Fig. 2. SHAP feature importance of employed regression models: (a) Decision tree regression (DTR) (b), xg-boosted random forest (xgbRFR), (c) random forest (RFR), and (d) 2^{nd} order linear regression.

In Figure 3, the feature values (from low to high) are assigned to their impact on the model outputs. When comparing the tree-based models (a-c) to the 2^{nd} order linear regression (d), it can be seen that the former exhibit non-symmetric distributions of SHAP values in relation to the zero-axis, whereas the latter displays a symmetric distribution. On the one hand, feature values that are either very low or very high carry similar impact on the 2^{nd} order linear regression model output.

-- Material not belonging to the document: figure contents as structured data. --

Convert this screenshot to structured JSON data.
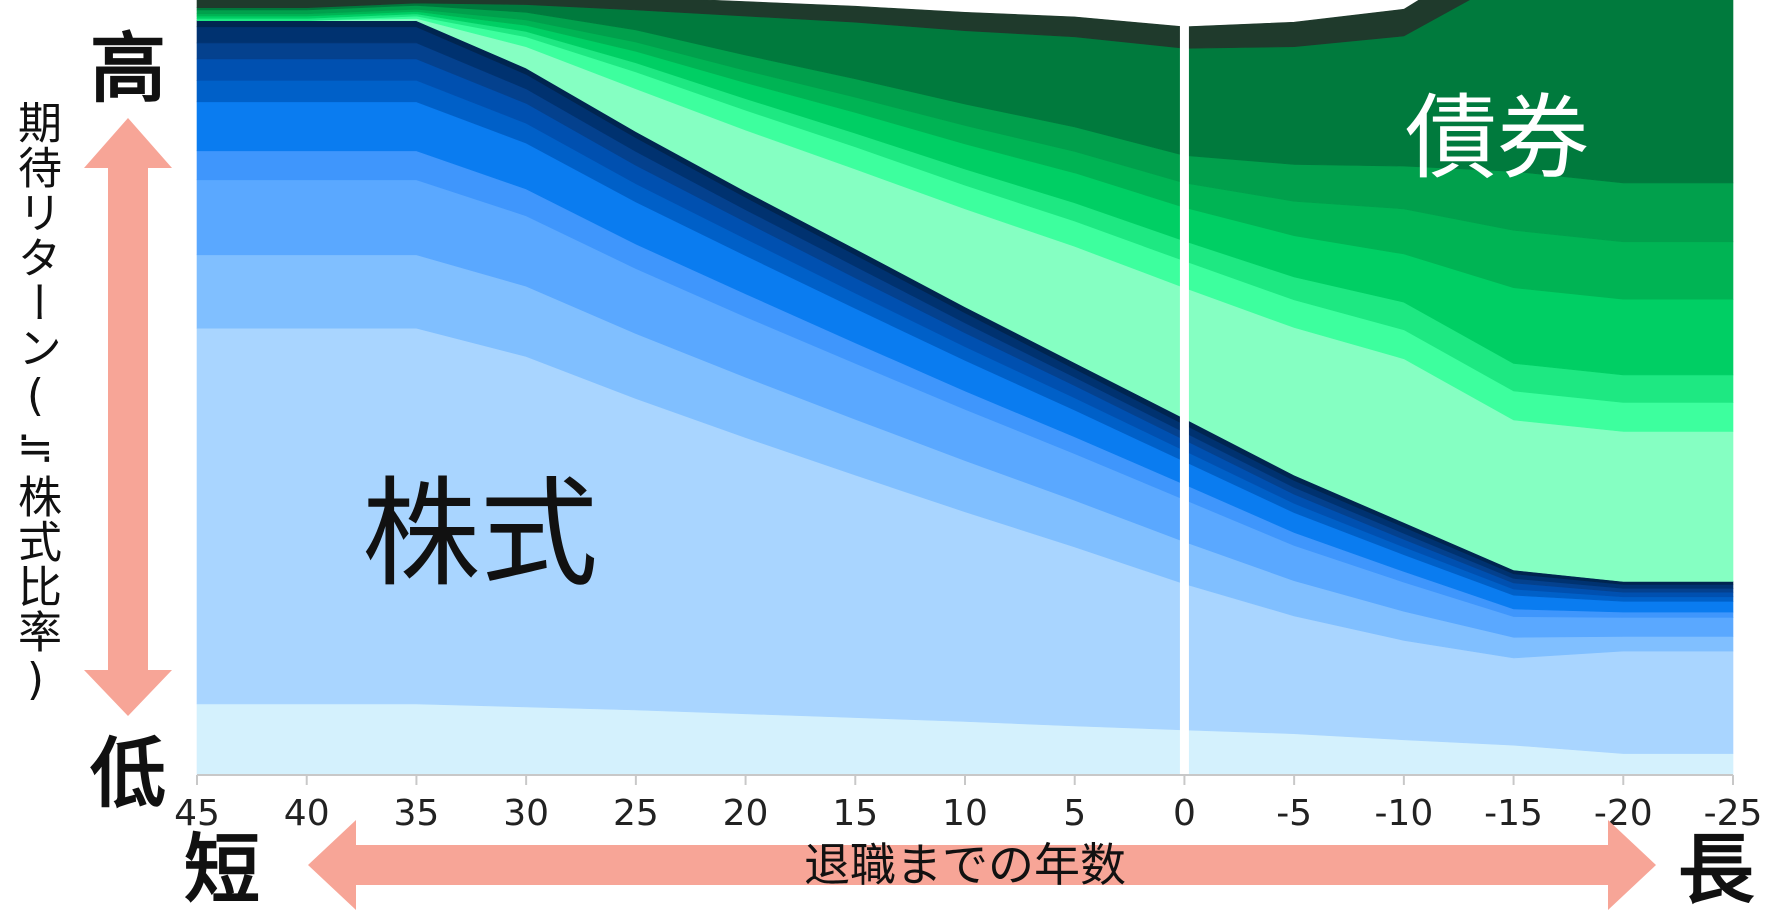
{
  "chart_data": {
    "type": "area",
    "stacked": true,
    "title": "",
    "xlabel": "退職までの年数",
    "ylabel": "期待リターン(≒株式比率)",
    "xlim": [
      45,
      -25
    ],
    "x_ticks": [
      "45",
      "40",
      "35",
      "30",
      "25",
      "20",
      "15",
      "10",
      "5",
      "0",
      "-5",
      "-10",
      "-15",
      "-20",
      "-25"
    ],
    "y_axis_top": "高",
    "y_axis_bottom": "低",
    "x_axis_left": "短",
    "x_axis_right": "長",
    "annotations": {
      "stocks": "株式",
      "bonds": "債券"
    },
    "reference_line_x": 0,
    "grid": false,
    "x": [
      45,
      40,
      35,
      30,
      25,
      20,
      15,
      10,
      5,
      0,
      -5,
      -10,
      -15,
      -20,
      -25
    ],
    "series": [
      {
        "group": "株式",
        "color": "#d4f1fd",
        "values": [
          9.3,
          9.3,
          9.3,
          8.9,
          8.5,
          8.0,
          7.5,
          7.0,
          6.4,
          5.9,
          5.4,
          4.6,
          3.9,
          2.8,
          2.8
        ]
      },
      {
        "group": "株式",
        "color": "#a9d5ff",
        "values": [
          49.1,
          49.1,
          49.1,
          45.8,
          40.7,
          36.1,
          31.7,
          27.4,
          23.4,
          19.1,
          15.4,
          13.0,
          11.4,
          13.4,
          13.4
        ]
      },
      {
        "group": "株式",
        "color": "#80bfff",
        "values": [
          9.6,
          9.6,
          9.6,
          9.2,
          8.5,
          7.9,
          7.3,
          6.7,
          6.1,
          5.5,
          4.6,
          3.8,
          2.7,
          1.9,
          1.9
        ]
      },
      {
        "group": "株式",
        "color": "#5aa8ff",
        "values": [
          9.8,
          9.8,
          9.8,
          9.2,
          8.5,
          7.9,
          7.3,
          6.7,
          6.1,
          5.5,
          4.6,
          3.8,
          2.7,
          2.5,
          2.5
        ]
      },
      {
        "group": "株式",
        "color": "#3f96fc",
        "values": [
          3.8,
          3.8,
          3.8,
          3.5,
          3.2,
          3.0,
          2.7,
          2.4,
          2.2,
          2.0,
          1.7,
          1.4,
          1.0,
          0.7,
          0.7
        ]
      },
      {
        "group": "株式",
        "color": "#0a7cf0",
        "values": [
          6.4,
          6.4,
          6.4,
          6.0,
          5.5,
          5.0,
          4.5,
          4.0,
          3.5,
          3.0,
          2.6,
          2.2,
          1.8,
          1.4,
          1.4
        ]
      },
      {
        "group": "株式",
        "color": "#0060c8",
        "values": [
          2.8,
          2.8,
          2.8,
          2.6,
          2.4,
          2.2,
          2.0,
          1.8,
          1.6,
          1.4,
          1.2,
          1.0,
          0.8,
          0.6,
          0.6
        ]
      },
      {
        "group": "株式",
        "color": "#0050b0",
        "values": [
          2.8,
          2.8,
          2.8,
          2.6,
          2.4,
          2.2,
          2.0,
          1.8,
          1.6,
          1.4,
          1.2,
          1.0,
          0.8,
          0.6,
          0.6
        ]
      },
      {
        "group": "株式",
        "color": "#04418e",
        "values": [
          2.1,
          2.1,
          2.1,
          1.9,
          1.8,
          1.6,
          1.5,
          1.3,
          1.1,
          1.0,
          0.9,
          0.8,
          0.6,
          0.5,
          0.5
        ]
      },
      {
        "group": "株式",
        "color": "#003270",
        "values": [
          2.1,
          2.1,
          2.1,
          1.9,
          1.8,
          1.6,
          1.5,
          1.3,
          1.1,
          1.0,
          0.9,
          0.8,
          0.6,
          0.5,
          0.5
        ]
      },
      {
        "group": "株式",
        "color": "#002550",
        "values": [
          0.8,
          0.8,
          0.8,
          0.8,
          0.8,
          0.8,
          0.8,
          0.8,
          0.8,
          0.8,
          0.7,
          0.6,
          0.5,
          0.4,
          0.4
        ]
      },
      {
        "group": "債券",
        "color": "#85ffc2",
        "values": [
          0.0,
          0.0,
          0.3,
          2.8,
          5.6,
          8.0,
          10.4,
          12.8,
          15.2,
          17.1,
          19.3,
          21.4,
          19.6,
          19.6,
          19.6
        ]
      },
      {
        "group": "債券",
        "color": "#3dff9e",
        "values": [
          0.0,
          0.0,
          0.3,
          1.3,
          2.2,
          2.6,
          2.9,
          3.1,
          3.3,
          3.5,
          3.6,
          3.8,
          3.8,
          3.8,
          3.8
        ]
      },
      {
        "group": "債券",
        "color": "#1ee882",
        "values": [
          0.3,
          0.3,
          0.3,
          0.7,
          1.2,
          1.5,
          1.8,
          2.1,
          2.4,
          2.6,
          3.0,
          3.6,
          3.6,
          3.6,
          3.6
        ]
      },
      {
        "group": "債券",
        "color": "#00cf64",
        "values": [
          0.3,
          0.3,
          0.3,
          0.8,
          1.5,
          2.1,
          2.7,
          3.3,
          3.9,
          4.4,
          5.4,
          6.3,
          9.9,
          9.9,
          9.9
        ]
      },
      {
        "group": "債券",
        "color": "#00b454",
        "values": [
          0.3,
          0.3,
          0.3,
          0.7,
          1.2,
          1.6,
          2.0,
          2.4,
          2.8,
          3.2,
          4.5,
          5.9,
          7.5,
          7.5,
          7.5
        ]
      },
      {
        "group": "債券",
        "color": "#01a04c",
        "values": [
          0.5,
          0.5,
          0.5,
          1.0,
          1.6,
          2.0,
          2.4,
          2.8,
          3.2,
          3.6,
          4.8,
          5.6,
          7.7,
          7.7,
          7.7
        ]
      },
      {
        "group": "債券",
        "color": "#007a3d",
        "values": [
          0.3,
          0.3,
          0.3,
          1.0,
          2.6,
          5.1,
          7.4,
          9.6,
          11.8,
          14.0,
          15.4,
          17.0,
          25.6,
          25.6,
          25.6
        ]
      },
      {
        "group": "債券",
        "color": "#1f3a2c",
        "values": [
          1.2,
          1.2,
          1.4,
          1.4,
          1.7,
          1.9,
          2.1,
          2.4,
          2.6,
          2.8,
          3.2,
          3.5,
          4.4,
          4.4,
          4.4
        ]
      }
    ]
  },
  "colors": {
    "arrow": "#f7a597",
    "divider": "#ffffff",
    "axis": "#c8c8c8",
    "text": "#111111"
  }
}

On the other hand, whether a feature value is highest or lowest makes a difference on the impact on the tree-based models output.

Fig. 3. SHAP feature dependency of employed regression models: (a) Decision tree regression (DTR), (b) xg-boosted random forest (xgbRFR), (c) random forest (RFR), and (d) 2^{nd} order linear regression.

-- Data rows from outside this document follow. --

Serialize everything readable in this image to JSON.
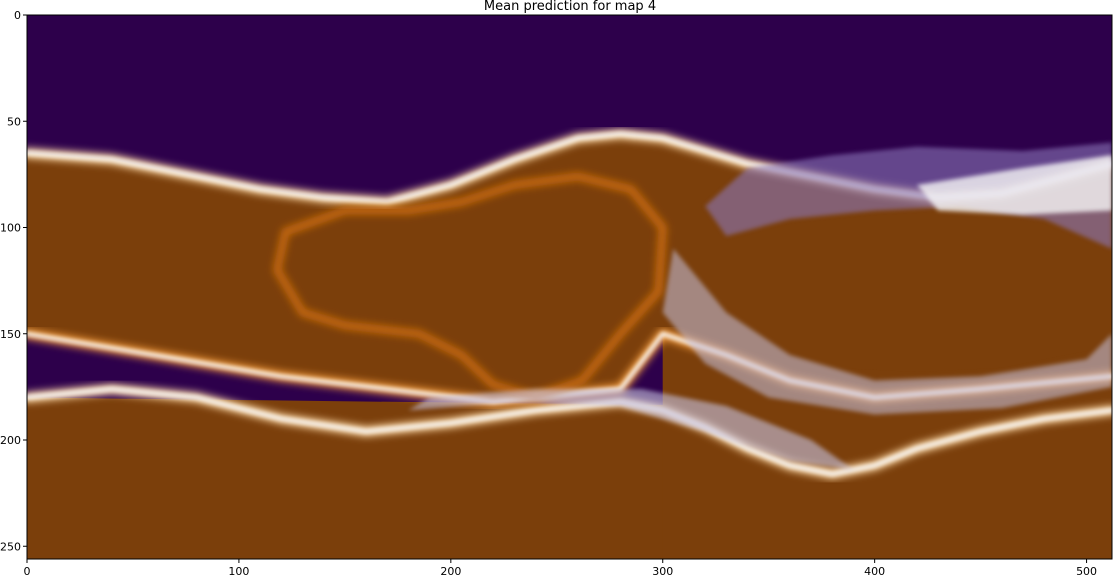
{
  "chart_data": {
    "type": "heatmap",
    "title": "Mean prediction for map 4",
    "xlabel": "",
    "ylabel": "",
    "xlim": [
      0,
      512
    ],
    "ylim": [
      256,
      0
    ],
    "x_ticks": [
      0,
      100,
      200,
      300,
      400,
      500
    ],
    "y_ticks": [
      0,
      50,
      100,
      150,
      200,
      250
    ],
    "colormap": [
      "#7b3f0b",
      "#c86a0f",
      "#f39a3b",
      "#fdd8a5",
      "#f7f7f7",
      "#c6c2e0",
      "#8a76b8",
      "#55298a",
      "#2d004b"
    ],
    "note": "Diverging PuOr-style image; low values orange-brown, high values dark purple. Region boundaries below in data units (x 0-512, y 0-256).",
    "regions": {
      "top_purple_boundary": [
        [
          0,
          65
        ],
        [
          40,
          68
        ],
        [
          80,
          76
        ],
        [
          110,
          82
        ],
        [
          140,
          86
        ],
        [
          170,
          88
        ],
        [
          200,
          80
        ],
        [
          230,
          68
        ],
        [
          260,
          58
        ],
        [
          280,
          56
        ],
        [
          300,
          58
        ],
        [
          320,
          64
        ],
        [
          340,
          70
        ],
        [
          370,
          76
        ],
        [
          400,
          82
        ],
        [
          430,
          86
        ],
        [
          460,
          84
        ],
        [
          490,
          76
        ],
        [
          512,
          70
        ]
      ],
      "band_boundary": [
        [
          0,
          180
        ],
        [
          40,
          176
        ],
        [
          80,
          180
        ],
        [
          120,
          190
        ],
        [
          160,
          196
        ],
        [
          200,
          192
        ],
        [
          240,
          186
        ],
        [
          280,
          182
        ],
        [
          300,
          186
        ],
        [
          320,
          194
        ],
        [
          340,
          204
        ],
        [
          360,
          212
        ],
        [
          380,
          216
        ],
        [
          400,
          212
        ],
        [
          420,
          204
        ],
        [
          450,
          196
        ],
        [
          480,
          190
        ],
        [
          512,
          186
        ]
      ],
      "central_brown_blob": [
        [
          205,
          88
        ],
        [
          230,
          80
        ],
        [
          260,
          76
        ],
        [
          285,
          82
        ],
        [
          300,
          100
        ],
        [
          298,
          130
        ],
        [
          280,
          150
        ],
        [
          262,
          172
        ],
        [
          240,
          180
        ],
        [
          220,
          174
        ],
        [
          205,
          160
        ],
        [
          185,
          150
        ],
        [
          150,
          146
        ],
        [
          130,
          140
        ],
        [
          118,
          120
        ],
        [
          122,
          102
        ],
        [
          150,
          92
        ],
        [
          180,
          92
        ]
      ],
      "right_lower_brown": [
        [
          300,
          150
        ],
        [
          340,
          158
        ],
        [
          380,
          166
        ],
        [
          420,
          168
        ],
        [
          460,
          166
        ],
        [
          490,
          160
        ],
        [
          512,
          156
        ],
        [
          512,
          256
        ],
        [
          300,
          256
        ]
      ],
      "left_lower_brown": [
        [
          0,
          180
        ],
        [
          512,
          186
        ],
        [
          512,
          256
        ],
        [
          0,
          256
        ]
      ]
    }
  }
}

The detailed structure of the best-performing DTR and the corresponding specific decisions determined by the model to accurately predict CTS are illustrated in Figure 4. The initial decision of the DTR is based on the plunge depth PD being above or below 0.6 mm, which is equivalent to the sheet thickness. Furthermore, it can be inferred, which specific process parameter combinations lead to particular CTS, similar to results obtained from the response surface methodology in [14]. For example, setting PD above 0.6 mm and RS below 1875 min^{-1}, yields CTS values above 498 N. The number of leafs, i.e. number of final nodes, in the DTR corresponds to the number of different parameter sets in the Box-Behnken DoE. Since the MSE equates to zero in all single-sample leafs, most training samples were memorized by the trained DTR, reasoned by the extremely small training set size. As a result, a test prediction with a parameter combination unseen by the DTR during training is assigned the training sample output value which happens to be closest to the one of the test sample. Ultimately, application of a DTR leads to an improved R^{2} in comparison to linear regression and can deliver another perspective on identified feature importance to predict CTS, which was previously hidden when only using linear models.

Fig. 4. Decision tree regression (DTR) model for predicting CTS based on process parameters: Rotational speed (RS), plunge depth (PD) and plunge speed (PS).

# 6 Conclusion

In conclusion, it was shown that the utilization of non-linear machine learning models to perform regression analysis can be beneficial with respect to achieving low prediction errors, especially in comparison to purely linear regression models. In case of this study, DTR was selected as the best model to predict CTS based on the Box-Behnken DoE data set used for training. Exploitation of such an explainable machine-learning algorithm provides additional understanding about the process and allow for inference on importance of process parameters and their values for prediction of mechanical properties with low prediction errors.

# Acknowledgements

This work has been conducted within the scope of the European Project DAHLIAS (Development and Application of Hybrid Joining in Lightweight Integral Aircraft Structures). The DAHLIAS project is funded by European Union’s HORIZON 2020 framework program, Clean Sky 2 Joint Undertaking, and AIRFRAME ITD under grant agreement number 821081.